Cut-point

A line (closed interval) has infinitely many cut-points between two end points. A circle has no cut-point. Since they have different numbers of cut-points, lines are not homeomorphic to circles

A cut-point of a connected T₁ topological space X, is a point p in X such that X - {p} is not connected. A point which is not a cut-point is called a non-cut point.

A non-empty connected topological space X is a cut-point space if every point in X is a cut point of X.

• A closed interval [a,b] has infinitely many cut-points.
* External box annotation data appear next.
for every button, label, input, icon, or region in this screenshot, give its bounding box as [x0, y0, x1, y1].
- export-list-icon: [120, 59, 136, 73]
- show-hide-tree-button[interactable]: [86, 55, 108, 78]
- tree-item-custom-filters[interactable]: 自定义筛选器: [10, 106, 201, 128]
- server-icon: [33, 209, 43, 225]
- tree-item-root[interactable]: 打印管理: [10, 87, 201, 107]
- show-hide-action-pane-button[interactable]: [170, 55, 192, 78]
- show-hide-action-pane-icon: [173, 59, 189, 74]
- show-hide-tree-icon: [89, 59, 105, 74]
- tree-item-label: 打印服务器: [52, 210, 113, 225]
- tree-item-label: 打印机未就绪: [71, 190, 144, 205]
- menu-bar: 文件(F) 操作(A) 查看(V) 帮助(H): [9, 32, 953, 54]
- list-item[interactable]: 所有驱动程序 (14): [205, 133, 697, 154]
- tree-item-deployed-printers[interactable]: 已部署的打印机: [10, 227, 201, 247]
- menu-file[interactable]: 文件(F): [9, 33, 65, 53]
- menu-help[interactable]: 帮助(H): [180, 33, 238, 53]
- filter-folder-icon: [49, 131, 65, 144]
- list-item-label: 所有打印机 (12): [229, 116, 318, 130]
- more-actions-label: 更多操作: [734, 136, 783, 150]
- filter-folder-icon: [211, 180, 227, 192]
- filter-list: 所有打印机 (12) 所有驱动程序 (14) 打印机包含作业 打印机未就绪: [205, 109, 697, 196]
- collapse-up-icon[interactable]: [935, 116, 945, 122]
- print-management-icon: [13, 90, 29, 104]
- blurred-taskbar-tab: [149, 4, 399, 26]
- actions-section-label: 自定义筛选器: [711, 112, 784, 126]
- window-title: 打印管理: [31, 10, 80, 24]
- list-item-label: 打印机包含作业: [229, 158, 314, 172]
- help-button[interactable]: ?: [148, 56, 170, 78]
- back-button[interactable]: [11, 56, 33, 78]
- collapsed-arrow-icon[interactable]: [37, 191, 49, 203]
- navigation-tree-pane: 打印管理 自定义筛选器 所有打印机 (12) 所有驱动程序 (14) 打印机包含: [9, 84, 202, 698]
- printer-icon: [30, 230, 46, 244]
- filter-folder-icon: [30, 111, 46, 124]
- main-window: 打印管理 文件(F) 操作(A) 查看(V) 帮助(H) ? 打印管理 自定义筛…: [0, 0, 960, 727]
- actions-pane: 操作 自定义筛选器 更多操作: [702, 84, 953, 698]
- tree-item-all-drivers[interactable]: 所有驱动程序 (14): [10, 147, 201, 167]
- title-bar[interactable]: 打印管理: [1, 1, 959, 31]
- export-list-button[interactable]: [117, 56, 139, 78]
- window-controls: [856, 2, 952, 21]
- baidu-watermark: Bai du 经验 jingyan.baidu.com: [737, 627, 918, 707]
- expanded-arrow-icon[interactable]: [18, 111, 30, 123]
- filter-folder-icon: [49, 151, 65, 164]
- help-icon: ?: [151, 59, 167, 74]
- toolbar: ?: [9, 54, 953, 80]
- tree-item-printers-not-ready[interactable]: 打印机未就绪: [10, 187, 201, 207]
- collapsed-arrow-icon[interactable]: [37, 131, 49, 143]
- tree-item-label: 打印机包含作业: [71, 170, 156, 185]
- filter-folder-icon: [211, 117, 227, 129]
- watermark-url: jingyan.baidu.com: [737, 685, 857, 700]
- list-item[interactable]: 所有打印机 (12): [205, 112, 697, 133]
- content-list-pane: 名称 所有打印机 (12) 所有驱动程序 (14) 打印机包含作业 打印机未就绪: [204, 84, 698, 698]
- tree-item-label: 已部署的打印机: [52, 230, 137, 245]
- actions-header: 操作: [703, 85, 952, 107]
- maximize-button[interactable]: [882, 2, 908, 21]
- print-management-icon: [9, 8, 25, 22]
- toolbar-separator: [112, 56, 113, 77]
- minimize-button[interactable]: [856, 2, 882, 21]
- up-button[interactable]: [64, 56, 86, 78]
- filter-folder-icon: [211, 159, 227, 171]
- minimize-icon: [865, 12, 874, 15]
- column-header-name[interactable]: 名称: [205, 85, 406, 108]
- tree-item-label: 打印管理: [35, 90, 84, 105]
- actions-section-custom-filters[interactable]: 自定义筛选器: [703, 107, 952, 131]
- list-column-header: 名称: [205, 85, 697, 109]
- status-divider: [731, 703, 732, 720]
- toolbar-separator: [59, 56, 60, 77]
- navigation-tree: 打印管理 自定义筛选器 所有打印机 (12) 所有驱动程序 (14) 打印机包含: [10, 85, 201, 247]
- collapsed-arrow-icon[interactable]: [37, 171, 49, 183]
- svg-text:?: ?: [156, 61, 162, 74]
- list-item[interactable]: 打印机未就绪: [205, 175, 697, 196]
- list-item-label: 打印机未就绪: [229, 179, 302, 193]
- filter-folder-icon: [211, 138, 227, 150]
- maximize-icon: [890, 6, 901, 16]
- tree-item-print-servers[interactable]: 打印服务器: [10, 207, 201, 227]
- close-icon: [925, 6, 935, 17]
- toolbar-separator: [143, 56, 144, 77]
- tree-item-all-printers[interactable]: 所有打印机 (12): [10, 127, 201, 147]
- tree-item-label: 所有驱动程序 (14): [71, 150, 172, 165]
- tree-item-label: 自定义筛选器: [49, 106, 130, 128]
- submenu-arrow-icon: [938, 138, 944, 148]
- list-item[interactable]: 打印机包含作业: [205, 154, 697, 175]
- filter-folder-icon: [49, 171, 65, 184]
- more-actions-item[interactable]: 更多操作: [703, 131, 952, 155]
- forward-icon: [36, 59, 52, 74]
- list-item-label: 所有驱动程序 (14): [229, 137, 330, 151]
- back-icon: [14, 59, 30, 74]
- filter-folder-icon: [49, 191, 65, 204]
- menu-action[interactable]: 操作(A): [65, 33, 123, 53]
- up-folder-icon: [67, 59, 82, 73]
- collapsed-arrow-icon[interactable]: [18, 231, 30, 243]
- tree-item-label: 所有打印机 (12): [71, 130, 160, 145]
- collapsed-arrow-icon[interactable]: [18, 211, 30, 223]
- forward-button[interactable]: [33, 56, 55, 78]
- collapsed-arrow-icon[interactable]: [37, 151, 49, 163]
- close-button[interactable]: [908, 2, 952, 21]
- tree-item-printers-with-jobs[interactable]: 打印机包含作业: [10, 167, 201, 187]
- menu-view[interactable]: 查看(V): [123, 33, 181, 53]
All points except for its end points are cut-points and the end-points {a,b} are non-cut points.
• An open interval (a,b) also has infinitely many cut-points like closed intervals. Since open intervals don't have end-points, it has no non-cut points.
• A circle has no cut-points and it follows that every point of a circle is a non-cut point.

• A cutting of X is a set {p,U,V} where p is a cut-point of X, U and V form a separation of X-{p}.
• Also can be written as X\{p}=U|V.

• Cut-points are not necessarily preserved under continuous functions. For example: f: [0, 2π] → R², given by f(x) = (cos x, sin x). Every point of the interval (except the two endpoints) is a cut-point, but f(x) forms a circle which has no cut-points.
• Cut-points are preserved under homeomorphisms. Therefore, cut-point is a topological invariant.

• Every continuum (compact connected Hausdorff space) with more than one point, has at least two non-cut points. Specifically, each open set which forms a separation of resulting space contains at least one non-cut point.
• Every continuum with exactly two noncut-points is homeomorphic to the unit interval.
• If K is a continuum with points a,b and K-{a,b} isn't connected, K is homeomorphic to the unit circle.

• Let X be a connected space and x be a cut point in X such that X\{x}=A|B. Then {x} is either open or closed. if {x} is open, A and B are closed. If {x} is closed, A and B are open.
• Let X be a cut-point space. The set of closed points of X is infinite.

A cut-point space is irreducible if no proper subset of it is a cut-point space.

The Khalimsky line: Let ${\displaystyle \mathbb {Z} }$ be the set of the integers and ${\displaystyle B=\{\{2i-1,2i,2i+1\}:i\in \mathbb {Z} \}\cup \{\{2i+1\}:i\in \mathbb {Z} \}}$ where ${\displaystyle B}$ is a basis for a topology on ${\displaystyle \mathbb {Z} }$. The Khalimsky line is the set ${\displaystyle \mathbb {Z} }$ endowed with this topology. It's a cut-point space. Moreover, it's irreducible.

• A topological space ${\displaystyle X}$ is an irreducible cut-point space if and only if X is homeomorphic to the Khalimsky line.